Reihenweise setzen Hedgefonds auf einen Absturz des Kurses und verkaufen ihre gepumpten Papiere. Von 180 Millionen TUI-Aktien wurden 50 Millionen leer verkauft - ein rekordverdächtiger Wert.
"Die Jungs operieren im Dunkeln", beklagt sich TUI-Chef Michael Frenzel. "Es herrscht keine Transparenz, das muss dringend geändert werden." Dass sich jetzt Interessenten für das 31-Prozent-Paket, das die WestLB an der TUI hält, gemeldet haben, könnte Frenzel zwar Luft im Kampf gegen die Spekulanten verschaffen, am Ende aber die Selbständigkeit kosten.
Mit der TUI greifen die Hedgefonds erneut einen Konzern aus der obersten Liga der deutschen Wirtschaft an. Schon wird spekuliert, wer das nächste Opfer sein könnte - und dabei fällt auch der Name Lufthansa.
Solche Attacken einzelner Fonds interessieren Harcourt-Manager Fanconi nur peripher. Er hofft viel mehr, dass es die breit gestreuten Dach-Hedgefonds bis Ende dieses Jahres doch noch auf "eine durchschnittliche Performance von vier bis fünf Prozent" schaffen werden.

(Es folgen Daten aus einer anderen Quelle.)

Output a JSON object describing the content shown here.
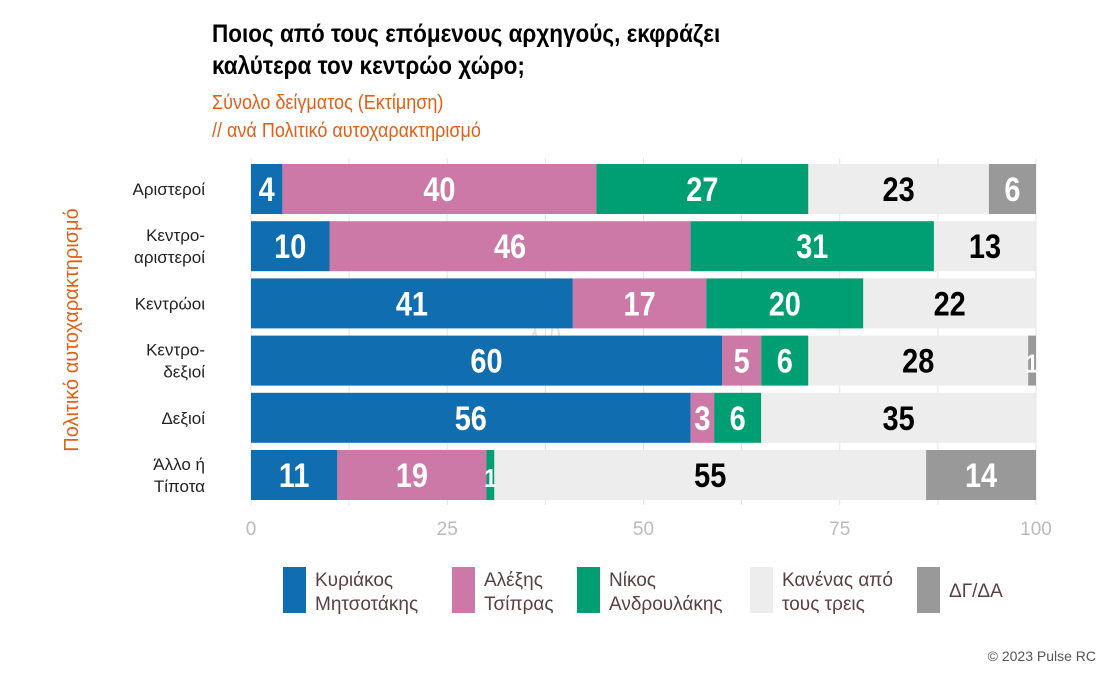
{
  "chart_data": {
    "type": "bar",
    "orientation": "horizontal",
    "stacked": true,
    "title": "Ποιος από τους επόμενους αρχηγούς, εκφράζει καλύτερα τον κεντρώο χώρο;",
    "title_lines": [
      "Ποιος από τους επόμενους αρχηγούς, εκφράζει",
      "καλύτερα τον κεντρώο χώρο;"
    ],
    "subtitle_lines": [
      "Σύνολο δείγματος   (Εκτίμηση)",
      " // ανά Πολιτικό αυτοχαρακτηρισμό"
    ],
    "ylabel": "Πολιτικό αυτοχαρακτηρισμό",
    "xlabel": "",
    "xlim": [
      0,
      100
    ],
    "xticks": [
      0,
      25,
      50,
      75,
      100
    ],
    "grid": true,
    "legend_position": "bottom",
    "categories": [
      [
        "Αριστεροί"
      ],
      [
        "Κεντρο-",
        "αριστεροί"
      ],
      [
        "Κεντρώοι"
      ],
      [
        "Κεντρο-",
        "δεξιοί"
      ],
      [
        "Δεξιοί"
      ],
      [
        "Άλλο ή",
        "Τίποτα"
      ]
    ],
    "series": [
      {
        "name": [
          "Κυριάκος",
          "Μητσοτάκης"
        ],
        "color": "#0F6DB0",
        "label_color": "#ffffff",
        "values": [
          4,
          10,
          41,
          60,
          56,
          11
        ]
      },
      {
        "name": [
          "Αλέξης",
          "Τσίπρας"
        ],
        "color": "#CC79A7",
        "label_color": "#ffffff",
        "values": [
          40,
          46,
          17,
          5,
          3,
          19
        ]
      },
      {
        "name": [
          "Νίκος",
          "Ανδρουλάκης"
        ],
        "color": "#009E73",
        "label_color": "#ffffff",
        "values": [
          27,
          31,
          20,
          6,
          6,
          1
        ]
      },
      {
        "name": [
          "Κανένας από",
          "τους τρεις"
        ],
        "color": "#EDEDED",
        "label_color": "#000000",
        "values": [
          23,
          13,
          22,
          28,
          35,
          55
        ]
      },
      {
        "name": [
          "ΔΓ/ΔΑ"
        ],
        "color": "#999999",
        "label_color": "#ffffff",
        "values": [
          6,
          0,
          0,
          1,
          0,
          14
        ]
      }
    ]
  },
  "watermark": {
    "main": "PULSE",
    "sub": "RESEARCH & CONSULTING"
  },
  "copyright": "© 2023 Pulse RC"
}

Es sei jedoch klar, dass "mit dem Wachstum der Branche die Renditen sinken werden". Hohe zweistellige Ergebnisse werden immer unwahrscheinlicher. Je mehr Hedgefonds-Manager sich auf dieselben Markt-Ineffizienzen und Trends stürzen, desto weniger bleibe für den Einzelnen übrig, weiß Fanconi.

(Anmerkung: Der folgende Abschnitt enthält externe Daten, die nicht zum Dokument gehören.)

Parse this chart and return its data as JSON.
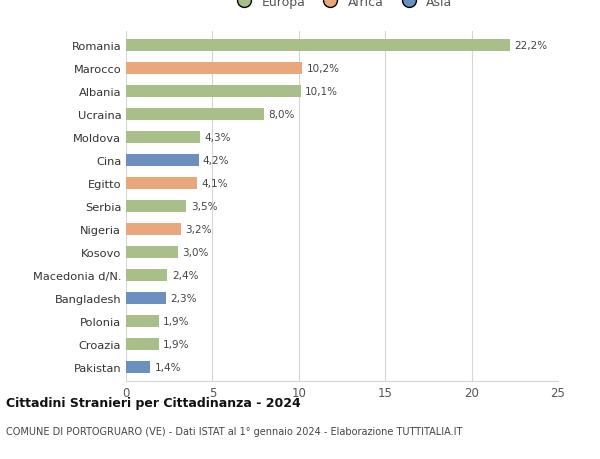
{
  "categories": [
    "Pakistan",
    "Croazia",
    "Polonia",
    "Bangladesh",
    "Macedonia d/N.",
    "Kosovo",
    "Nigeria",
    "Serbia",
    "Egitto",
    "Cina",
    "Moldova",
    "Ucraina",
    "Albania",
    "Marocco",
    "Romania"
  ],
  "values": [
    1.4,
    1.9,
    1.9,
    2.3,
    2.4,
    3.0,
    3.2,
    3.5,
    4.1,
    4.2,
    4.3,
    8.0,
    10.1,
    10.2,
    22.2
  ],
  "labels": [
    "1,4%",
    "1,9%",
    "1,9%",
    "2,3%",
    "2,4%",
    "3,0%",
    "3,2%",
    "3,5%",
    "4,1%",
    "4,2%",
    "4,3%",
    "8,0%",
    "10,1%",
    "10,2%",
    "22,2%"
  ],
  "colors": [
    "#6b8fbf",
    "#a8bf8a",
    "#a8bf8a",
    "#6b8fbf",
    "#a8bf8a",
    "#a8bf8a",
    "#e8a87c",
    "#a8bf8a",
    "#e8a87c",
    "#6b8fbf",
    "#a8bf8a",
    "#a8bf8a",
    "#a8bf8a",
    "#e8a87c",
    "#a8bf8a"
  ],
  "legend": [
    {
      "label": "Europa",
      "color": "#a8bf8a"
    },
    {
      "label": "Africa",
      "color": "#e8a87c"
    },
    {
      "label": "Asia",
      "color": "#6b8fbf"
    }
  ],
  "xlim": [
    0,
    25
  ],
  "xticks": [
    0,
    5,
    10,
    15,
    20,
    25
  ],
  "title": "Cittadini Stranieri per Cittadinanza - 2024",
  "subtitle": "COMUNE DI PORTOGRUARO (VE) - Dati ISTAT al 1° gennaio 2024 - Elaborazione TUTTITALIA.IT",
  "bg_color": "#ffffff",
  "grid_color": "#d5d5d5",
  "bar_height": 0.55
}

Das sind schlechte Nachrichten für deutsche Anleger, die mit den im Frühling aufgelegten Fonds bereits Geld verloren haben: Ende Juli lag der Dach-Hedgefonds der US-Gesellschaft Pioneer mit 0,78 Prozent im Minus, die Genossenschaftsbanker von der Union Investment verloren knapp 2 Prozent, und die DWS - Fondstochter der Deutschen Bank - rutschte mit minus 3,26 Prozent noch tiefer ab.
Völlig daneben lag jedoch die schillernde Außenseiter-Truppe von Quadriga-Chef Christian Baha, der in Deutschland den Verkauf seiner Superfonds vorläufig eingestellt hat. Nach erfolgreichen Jahren bescherte der österreichische Hedgefonds-Guru mit Wohnsitz Monaco seinen Kunden in den ersten sieben Monaten Verluste von bis zu 31 Prozent, wobei es sich allerdings nicht um einen Dachfonds handelt.
Die herben Verluste halten die Industrie nicht davon ab, selbst kräftig zuzulangen. Neben Ausgabeaufschlägen von bis zu sechs Prozent, Verwaltungsgebühren und Erfolgsprämien buchen die Dachfonds noch eine Reihe weiterer Gebühren ab.
In den darin vertretenen Einzelfonds wird nochmals kräftig kassiert, Erfolgsprämien von 20 Prozent sind keine Seltenheit. "Insgesamt kann dadurch für den Anleger eine hohe Belastung mit Kosten eintreten", schreibt die DWS in ihrem Verkaufsprospekt lapidar.
Wofür die üppigen Gebühren fließen, zeigt das Beispiel der Genossenschaftsinstitute, die wie die Commerzbank die Hedgefonds-Produktion ebenfalls in die Schweiz vergeben hat: Im Gegensatz zu Harcourt logiert die verschwiegene Partners Group aber in der Steueroase Zug - auffällig feudal in einem gläsernen Palast namens "Vision Plaza". "Wir betreiben ein sehr aufwendiges Risikomanagement", verteidigt Partners-Manager Lars Jaeger die hohe Verwaltungsgebühr von jährlich 2,5 Prozent.
Das deutsche Geschäft läuft allerdings noch nicht so richtig. Erst 42 Millionen Euro konnten die Genossen einsammeln. Die DWS brachte es gerade mal auf 13 Millionen Euro. Das Jahresziel lag ursprünglich bei einer Milliarde.
Andreas Benz, beim weltweit größten Anbieter Man Investments für den deutschsprachigen Markt zuständig, zeigt Verständnis für die zögernden Kunden: "Hier zu Lande wissen viele Anleger, was ein Totalverlust bedeutet."